Frühstück ist ganz okay, ich hab nur selten Zeit dafür.

Ich finde beide Positionen zu extrem. Frühstück ist ganz okay, ich hab nur selten Zeit dafür. In der Früh hab ich es meistens eilig, oder zumindest sollte ich längst am Schreibtisch sitzen und was arbeiten. Entspannt ist die Situation jedenfalls fast nie; keine guten Voraussetzungen für das Einnehmen einer Mahlzeit. So beschränkt sich mein „Frühstück“ meist darauf, dass ich in der Küche im Stehen den ersten Kaffee des Tages und im Idealfall ein frisches Croissant zu mir nehme (sonst halt irgendein Weckerl von gestern, wenn nicht überhaupt gerade „Intervallfasten“ angesagt ist). Aber wie ernst kann man ein Essen nehmen, für das man sich nicht hinsetzt und bei dem man noch nicht einmal richtig angezogen ist?

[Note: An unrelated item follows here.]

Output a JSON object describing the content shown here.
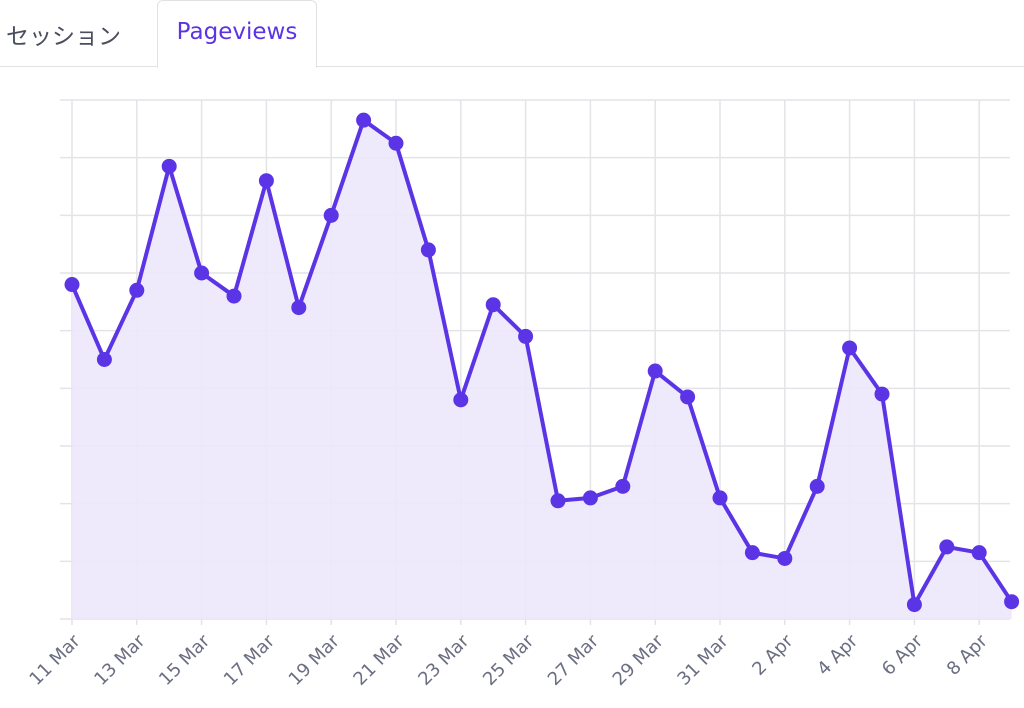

Frühstücken ist nicht wirklich alltagstauglich, eher ein Fall fürs Wochenende oder den Urlaub. Anders herum gesagt: Wenn du Zeit zum Frühstücken hast, dann muss Sonntag sein. Im Urlaub kommt hinzu, dass man sich das Frühstück selten selbst zubereiten muss, die Frühstückspension heißt ja nicht ohne Grund so. Auch im Café zu frühstücken, kann sich wie Urlaub anfühlen. Am allerbesten aber ist das Frühstück auf Dienstreisen im Hotel. Man muss es dann nicht nur nicht selbst machen, sondern nicht einmal selbst bezahlen. Selbst wenn der Chef knausert und auf der Spesenrechnung nur ein billiges Hotel genehmigt, wird das Frühstücks- angebot dort in der Regel ziemlich okay sein (schlechtes Frühstück anzubieten, kann sich heutzutage kein Hotel leisten). Vor allem aber kommt in diesem Moment garantiert dieses ganz spezielle Urlaubsgefühl auf – und das, obwohl man doch eigentlich gerade bei der Arbeit ist. Besser geht’s nicht. Frühstücken für Fortgeschrittene.